The Mets brought Bautista back to the organization and he played in 83 games as a utility player, collecting more than 300 plate appearances for the team. In late August, the Mets traded him to the Philidelphia Phillies where he’d get in 27 games, mainly as a pinch-hitter.
The 2018 season marked Bautista’s last in the big leagues despite expressing a desire to continue playing. During his final season hit a combined .203/.348/.378 good for a 102 OPS+ with 18 home runs.
Bautista did continue to play with the Dominican Republic after the conclusion of his MLB career. Playing first base for the national team, the Dominican Republic won the bronze medal in the 2020 Summer Olympics.
For his career, Bautista slugged 344 home runs, scored 1,022 runs and drove in 975. He collected 1,496 hits and walked 1,032 times. He managed a career 124 OPS+ and 126 wRC+ with a slash line of .247/.361/.475 in 1,798 career games good for 36.7 bWAR/35.3 fWAR.
He finished his career as a six-time All-Star - four times as a starter - three Silver Sluggers and two AL Hank Aaron Awards (2010, 2011).

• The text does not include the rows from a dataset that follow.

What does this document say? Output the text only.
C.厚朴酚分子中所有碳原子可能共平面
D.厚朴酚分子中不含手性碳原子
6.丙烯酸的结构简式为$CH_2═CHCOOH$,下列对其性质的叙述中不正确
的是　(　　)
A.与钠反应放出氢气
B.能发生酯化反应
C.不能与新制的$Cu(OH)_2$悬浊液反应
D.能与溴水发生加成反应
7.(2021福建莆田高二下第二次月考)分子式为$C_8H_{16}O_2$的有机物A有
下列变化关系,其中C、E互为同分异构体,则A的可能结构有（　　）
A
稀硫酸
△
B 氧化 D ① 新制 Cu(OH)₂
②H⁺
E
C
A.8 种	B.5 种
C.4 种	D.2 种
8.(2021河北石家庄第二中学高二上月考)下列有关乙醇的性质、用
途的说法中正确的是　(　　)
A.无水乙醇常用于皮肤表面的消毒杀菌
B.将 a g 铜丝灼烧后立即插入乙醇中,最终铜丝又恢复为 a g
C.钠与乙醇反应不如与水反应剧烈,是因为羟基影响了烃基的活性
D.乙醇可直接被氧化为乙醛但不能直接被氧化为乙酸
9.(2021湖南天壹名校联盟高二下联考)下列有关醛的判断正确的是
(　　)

Bautista’s surge from a replacement-level starter to one of the best offensive players in the American League was one of the more unexpected stories of the early 2010s.
Although he will not be voted into the Hall of Fame and will likely fall-off the ballot after his first voting cycle, Bautista is one of the of the legendary position players for the Toronto Blue Jays with whom he played in more than 1,200 games and put him in position to be an Atlanta Brave - albeit briefly - thanks to former Blue Jays General Manager Alex Anthopoulos.